# My first official unofficial culinary cuts LOL



## 404chef (Jul 9, 2008)

well they arent perfect but this is sooo exciting to be doing something i loveeeeeeeee.  i realize that culinary arts is "my thing"!!! accounting sucks!! :bounce:


----------



## bughut (Aug 18, 2007)

Well done:lips: 
Great barreled potatoes. Everything looks very uniform. 
Glad you're enjoying it. Hopefully this is just the beginning for you.

Mostly the pics you've shown us are, in a typical working day, a teeny weeny fraction of the amount you'l be expected to produce...Quickly.
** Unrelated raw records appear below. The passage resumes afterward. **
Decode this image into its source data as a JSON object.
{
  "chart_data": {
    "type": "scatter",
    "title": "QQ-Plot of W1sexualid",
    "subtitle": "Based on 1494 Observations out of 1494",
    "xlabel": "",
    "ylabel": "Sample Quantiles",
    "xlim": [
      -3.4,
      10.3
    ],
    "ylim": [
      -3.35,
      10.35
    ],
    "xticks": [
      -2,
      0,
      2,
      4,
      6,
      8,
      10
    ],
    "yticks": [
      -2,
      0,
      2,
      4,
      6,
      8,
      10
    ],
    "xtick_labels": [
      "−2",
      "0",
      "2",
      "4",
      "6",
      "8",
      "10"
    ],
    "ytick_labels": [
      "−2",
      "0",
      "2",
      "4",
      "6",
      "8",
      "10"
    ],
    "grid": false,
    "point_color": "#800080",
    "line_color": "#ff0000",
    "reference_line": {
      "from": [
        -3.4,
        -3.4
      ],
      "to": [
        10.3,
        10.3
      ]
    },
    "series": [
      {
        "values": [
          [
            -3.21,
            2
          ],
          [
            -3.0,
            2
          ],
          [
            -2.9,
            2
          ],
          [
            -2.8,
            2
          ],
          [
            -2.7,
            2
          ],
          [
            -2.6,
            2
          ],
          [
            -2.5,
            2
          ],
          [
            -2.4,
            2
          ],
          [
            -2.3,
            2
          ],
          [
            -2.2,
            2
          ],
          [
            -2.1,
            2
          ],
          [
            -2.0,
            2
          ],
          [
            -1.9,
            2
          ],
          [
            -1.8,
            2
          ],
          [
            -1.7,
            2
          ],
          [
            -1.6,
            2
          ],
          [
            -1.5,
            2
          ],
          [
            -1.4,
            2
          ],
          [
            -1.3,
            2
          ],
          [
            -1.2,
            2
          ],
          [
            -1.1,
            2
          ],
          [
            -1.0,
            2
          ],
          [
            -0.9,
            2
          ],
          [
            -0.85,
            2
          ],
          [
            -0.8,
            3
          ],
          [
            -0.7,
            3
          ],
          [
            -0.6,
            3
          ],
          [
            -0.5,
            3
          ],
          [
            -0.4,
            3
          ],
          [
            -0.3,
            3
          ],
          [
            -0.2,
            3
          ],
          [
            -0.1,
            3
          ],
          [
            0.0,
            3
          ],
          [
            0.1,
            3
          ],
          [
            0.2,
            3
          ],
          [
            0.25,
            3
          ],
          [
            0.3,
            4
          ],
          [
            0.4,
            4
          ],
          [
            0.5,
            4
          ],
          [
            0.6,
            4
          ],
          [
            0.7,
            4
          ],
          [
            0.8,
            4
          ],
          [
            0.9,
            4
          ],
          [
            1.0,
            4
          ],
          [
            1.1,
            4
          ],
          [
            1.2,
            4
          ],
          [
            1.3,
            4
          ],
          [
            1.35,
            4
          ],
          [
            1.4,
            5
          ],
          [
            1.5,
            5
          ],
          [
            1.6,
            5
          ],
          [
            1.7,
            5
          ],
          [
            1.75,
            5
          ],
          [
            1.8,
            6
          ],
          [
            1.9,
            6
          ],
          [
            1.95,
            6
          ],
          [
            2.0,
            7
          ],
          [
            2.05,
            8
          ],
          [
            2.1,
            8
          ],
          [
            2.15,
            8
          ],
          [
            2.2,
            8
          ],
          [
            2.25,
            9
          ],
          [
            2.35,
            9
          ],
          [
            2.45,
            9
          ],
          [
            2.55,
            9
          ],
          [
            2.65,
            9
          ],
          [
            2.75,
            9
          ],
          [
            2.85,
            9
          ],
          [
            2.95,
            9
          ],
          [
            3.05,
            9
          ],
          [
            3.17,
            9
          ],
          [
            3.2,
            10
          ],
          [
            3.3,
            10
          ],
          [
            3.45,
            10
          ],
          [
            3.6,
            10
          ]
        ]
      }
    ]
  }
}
I must admit, I havn't made fondant potatoes for years, and i love them. Your pefect barrels have put me in the mood for them for Sunday lunch.


----------



## amann.nagi (Aug 27, 2008)

Those cuts look pretty awesome!!! I should be starting culinary school soon, and i hope to have success with these vital tasks


----------



## ghettoracingkid (Feb 19, 2007)

no bruiose? lol

looks good.


----------



## slelliott (Jul 22, 2008)

Looks great! I will be munching on some carrots after this reply for sure!!!! Glad you are loving it. I will be in your shoes in November!!! Good luck!


----------



## 404chef (Jul 9, 2008)

i really truly love it so so so much, i got my final in intro to culinary I on friday, got an 83% (B). im so proud of myself!!!! im ecstatic!!! :bounce::crazy:


----------



## bryanj (Jun 20, 2008)

I hate making tourne potatoes...

Nice cuts for a new culinarian though. Keep it up.


----------